When a page containing scripts is opened in edit mode, scripts within the page are indicated by red placeholders.
The placeholder can be expanded by dragging the corner whilst you are logged-in but the editor is turned off. The code shown in the placeholder is readonly. To edit the script, turn editing on, right-click the placeholder and select Properties. Here you can change the contents. The Name, Columns and Rows fields are normally left blank. Your script should be surrounded by <?php...?> or <script>...</script> tags as appropriate.

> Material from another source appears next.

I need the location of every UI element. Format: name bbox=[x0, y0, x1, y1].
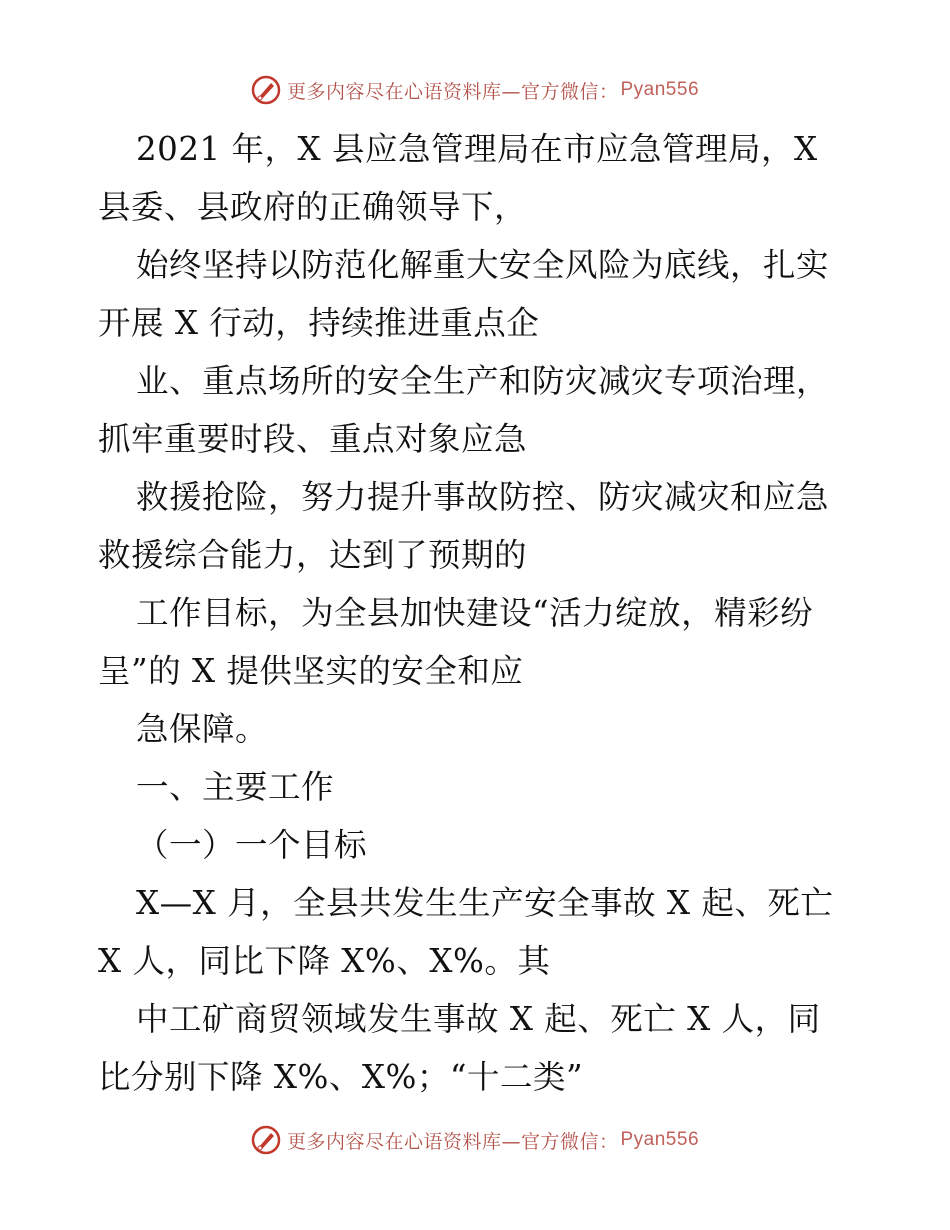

Be aware that it is possible to delete a script placeholder, and doing so deletes the script. If this happens accidentally, use Ctrl-Z to recover it.
Presently the editor has no button to create a script placeholder. One might be added at some point in the future. However, it is very easy to create a placeholder by going into source edit mode and entering a pair of script start and end tags with whatever code you like between them. When the sourcecode changes are committed back into the GUI editor, the script tags will automatically invoke a placeholder. You can also copy and paste an existing placeholder with Ctrl-C, CtrlV to create a second script.
Scripts do not run when in admin/editing mode. (If they did, you would be editing the results of script processing instead of the file as it is, and that would lead to some very confusing and possibly content-damaging situations.) To test your script whilst still in edit mode, use the Preview button, which is to the right of the Save button. Provided you don't press Save, previewing will not change the onsite version of the page.
It is suggested that placeholders should contain only a small amount of code, any complex code being in a php include or linked js file, called from the placeholder.
As of v2.2, online script editing is only permitted for Managers and Administrators. (Security levels 4 & 5) It is felt that this is a more secure arrangement. Note that because of this change, if you log on directly to the page whose scripts you want to edit, the page will automatically refresh in order to enter script-editing mode. If you do not have permission to edit scripted pages, then at this point you will see an 'access denied' notice instead of the page.
If desired, the permission required to edit scripts can be reduced to Editor or Writer level. It is controlled by the inline_scripts item in the [editing] section of siteini.php.
Note that Mara processes scripts by 'playing' the respective files into a webserver buffer, before collating the output and sending it to the browser. Thus, php code in the theme, and php in the page are effectively running in separate processes, and thus one will not necessarily 'see' any globals or public functions created or modified by the other. Both the theme and page can access system globals and functions, and changes to globals made by the page will precede the running of theme scripts. (which might be the reverse of what you expect)
As of Mara 2.01 beta, scripts can be edited with php5.2 or later. This change was made to allow use on some hosts which have yet to adopt php5.3
An ordinary textarea is not a placeholder, and will not function as such.
php in pages is intrinsically more secure in that it cannot be directly browsed, and recent Mara versions require a login to view or edit the programming content of pages containing php code.